The Fort Dodge Messenger: Aug. 18, 1903
Many Victims of Soda Water Habit
Fountain Habit is Almost as Hard to break as That Acquired at the Bar
Druggist Tells of Increase
Of Soda Drinkers This Summer, saying That More Soft Drinks Are Being Sold in Fort Dodge This Summer Than Ever Before
Fort Dodge lovers of soda water concoctions still continue to throng to their favorite refreshment resorts altho the weather during the last week would not seem a strong incentive. Those who are fond of creations such as “Hooligan’s Flip” Dust Chop Suey Sundae patronize the drug stores solely in search of such preparations. But the fact that the soda fountains are doing more business this year than ever before is not so much the stern necessity of quenching the thirst but the habit once formed by the fountain devotee is seemingly almost as hard to break as the one formed by the perpetual booze fighter for alcoholic beverages.
The fact is people, men as well as women are more restless in the summer.

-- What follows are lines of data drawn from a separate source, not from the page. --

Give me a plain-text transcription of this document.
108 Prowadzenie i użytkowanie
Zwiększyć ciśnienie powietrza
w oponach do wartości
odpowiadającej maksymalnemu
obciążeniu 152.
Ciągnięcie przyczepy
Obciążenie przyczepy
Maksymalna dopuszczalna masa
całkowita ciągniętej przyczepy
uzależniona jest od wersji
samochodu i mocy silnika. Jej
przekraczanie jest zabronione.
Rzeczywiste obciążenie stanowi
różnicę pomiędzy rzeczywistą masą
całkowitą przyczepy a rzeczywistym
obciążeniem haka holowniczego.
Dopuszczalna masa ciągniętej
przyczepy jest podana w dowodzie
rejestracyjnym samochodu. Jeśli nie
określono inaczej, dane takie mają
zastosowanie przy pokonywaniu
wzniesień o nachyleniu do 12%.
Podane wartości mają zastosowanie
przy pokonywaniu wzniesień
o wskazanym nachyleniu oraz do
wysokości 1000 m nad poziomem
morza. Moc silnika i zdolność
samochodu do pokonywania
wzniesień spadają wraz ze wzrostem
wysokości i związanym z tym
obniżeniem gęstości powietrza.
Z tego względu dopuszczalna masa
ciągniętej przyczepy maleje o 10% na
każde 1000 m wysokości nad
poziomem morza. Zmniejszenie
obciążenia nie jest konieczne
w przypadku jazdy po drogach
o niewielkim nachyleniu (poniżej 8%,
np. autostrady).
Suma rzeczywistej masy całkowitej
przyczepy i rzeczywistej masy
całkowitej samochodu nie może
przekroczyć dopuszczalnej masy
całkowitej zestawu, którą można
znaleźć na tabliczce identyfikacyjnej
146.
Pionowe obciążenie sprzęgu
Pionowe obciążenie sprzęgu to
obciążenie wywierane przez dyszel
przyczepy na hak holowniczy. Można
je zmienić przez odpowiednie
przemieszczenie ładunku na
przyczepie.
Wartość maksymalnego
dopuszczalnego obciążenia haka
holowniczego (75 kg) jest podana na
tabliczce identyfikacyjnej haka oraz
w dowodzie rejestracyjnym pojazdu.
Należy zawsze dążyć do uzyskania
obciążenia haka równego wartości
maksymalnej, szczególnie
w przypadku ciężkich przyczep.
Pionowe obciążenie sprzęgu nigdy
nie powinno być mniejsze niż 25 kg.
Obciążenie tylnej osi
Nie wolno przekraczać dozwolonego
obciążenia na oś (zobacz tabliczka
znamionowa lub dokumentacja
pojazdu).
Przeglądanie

When they can think of nothing else to do they repair to the nearest soda fountain and there pass away the time downing some mixture prepared by the fizz water clerk.
“It’s got to be a steady drink,” explained the local druggist yesterday after he had declared that more soda water has been drunk in Fort Dodge this summer than ever before in spite of the cool weather. “They drink it now because afternoon is warm,” he continued, “and they drink it next day because the morning is cool. No doubt a very how season would have increased the receipts at the fountains; but the situation isn’t what it was ten years ago, when every chilly day in the summer meant practically no soda water sales at all.
“This visiting the fountain is a habit of course. But humanity and especially the American humanity must have its little habits, we can safely say for the soda water tipplers that their indulgence is usually harmless. A man and particularly a women may take too much iced stuff; too much sugar, too many nuts and other rich things as a soda water fountain. But after all it’s merely the same danger to which the community is exposed daily at it’s (sic) dinner table. And there are few persons either, who find it convenient to drink soda water more than once or twice a day; the fact that you can’t carry the fountain home is a might good thing for you and for us. As to the adulterants the poisonous preservatives that you read about, that’s an abuse confined to the cheap, second-rate fountains. A first class concern does too much business, has too much as stake, to trifle with its customer’s health.
“Yes, hitting the fizz water is a habit and a growing one. I can’t say tho that he habit has increased any more, proportionately among the women than among the men. It’s true that many girls look on a “sundae” after the matinee as an artistic and necessary part of the play – the curtain is pulled down, to their young eyes by the boy with the white jacket. It can’t be doubted, either, that women console themselves at the fountain after shopping in bad luck, and celebrate at the same spot, their victories over the girl behind the bargain counter much as the lads on change keep up their equilibrium of soul by prescriptions from the bar. But the soda menu has gained popularity quite as rapidly among the men. Many a business man is a regular visitor at our fountain to day who would no more have called for a ‘Pineapple Frappe’ five years ago than he would have put his hat on with a pin.
“Among the male customers an egg phosphate is probably the favorite drink. It’s nutritious, a real tonic and quite harmless. Fellows come in after that as they would call at a saloon for a ‘life preserver’ in the morning or a ‘bracer’ later in the day. But the ladies smile the brightest when they’re meeting an appointment with a ‘sundae.’ I think I have guessed the reason. There isn’t any soda in a sundae, so the contrary creatures like to buy it at a soda fountain.
“As a matter of fact – tho I wouldn’t want the girls to know it – anybody can serve sundae anywhere. With a pail of ice cream and a few bottles of syrup, chocolate and fresh fruit; any person could furnish very good sundaes on the street corner. Any woman could put things up at home to entertain her friends. Indeed a sundae is, strictly speaking a cafe dish and it originated some years ago in a big Chicago restaurant. At present the ‘nut sundae’ is the thing for which sweethearts are forgetting their respective ‘noblest men in the world’; and the nut sundae is merely a spoonful of ice cream underneath a mixture of chocolate cream and nuts.
“But only a reformer who views with horror has to be told that our fountains supply something besides eggs phosphates and sundaes. It’s a neck-and-neck race with the barkeeper and the fountain boy to see which one will have the most glorious inspirations. At some Fort Dodge fountains you could surround a new drink every day from now until the middle of next August. Altho the sale of cold drinks fall off in the winter, they are still be had at some fountains, and hot drinks come in, of course, with snowstorms.”